You see how easy it is to convey a message you think is complete but which means many different things to those who are left to assume too many variables. This is how the mars space lander completely missed something the size of a planet.

Thank you for helping him with his homework.

That is much the same question that i used on my students when teaching them force calculations.

If you have a square with a side dimension A, its CG shall be located at intersection of its diagonals at point m, and if we add a weight of 350 gramme at one end of the square like point a, the resultant CG of the whole system shall be located at the diagonal at point c in between points m and a.

Square side length = A

Diagonal length = √2 A

Half of Diagonal, am = A/√2

By taking moments about point c,

350(ac) = 2200(cm)= 2200( am-ac)= 2200(A/√2-ac)

(350+2200)(ac)=2200 A/√2

ac = 2200 A /(√2*2550) = 0.610053 A

i.e the CG of the whole system is located at a distance of ac = 0.610053 A

Here is the easy way, use AutoCAD and build the shapes in 3-Dimensions. Create blocks for each part with accurate dimensions and placement of the added weight. Join the two pieces together and do a query on the CG for the single object. It can do it for you, just define all your parameters. If you are looking for the reactive forces from the supports you will have to use your parallel-axis theorem which can be found in every statics/dynamics text book.

Use your math skills from Calc and have fun with the problem, you can do it.

I made no assumptions about the distribution of the apparatus or the footprint of the apparatus. I assumed that the centroid of the apparatus was directly over one corner of the plate and that the plate was supported by four corner supports located precisely at each corner. If that is not correct, the center of gravity of applied loads is unknown and the problem has no solution.

I assumed that the settlement of the support under the apparatus was negligible. Otherwise, the second part of the problem, namely the magnitude of the four reactions is not possible.

If the centroid of the apparatus is somewhere other than the corner of the plate, then the rigidity of the plate and the rigidity of the supports must be considered. It is still possible to determine the center of gravity of the applied load, but it is not possible to determine corner reactions without more information.

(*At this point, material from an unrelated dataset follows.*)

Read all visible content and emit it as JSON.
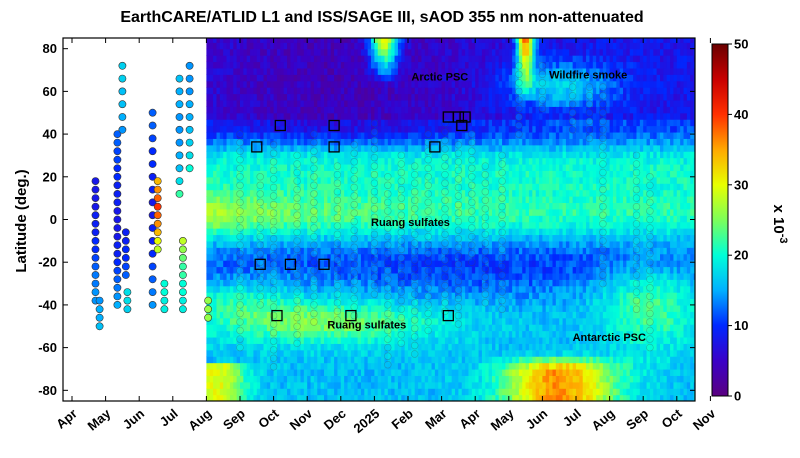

If one support is removed, then the problem becomes statically determinant and the three reactions can be calculated by simple statics.

As presented, the structure is indeterminate to the first degree unless simplifying assumptions are made about support stiffness.

Or, if you want to do this with good precision, and are willing to spend some time in looking at construction and calibration details, you should look at Force Platforms commonly used in biometrics. They do exactly the measurement you describe.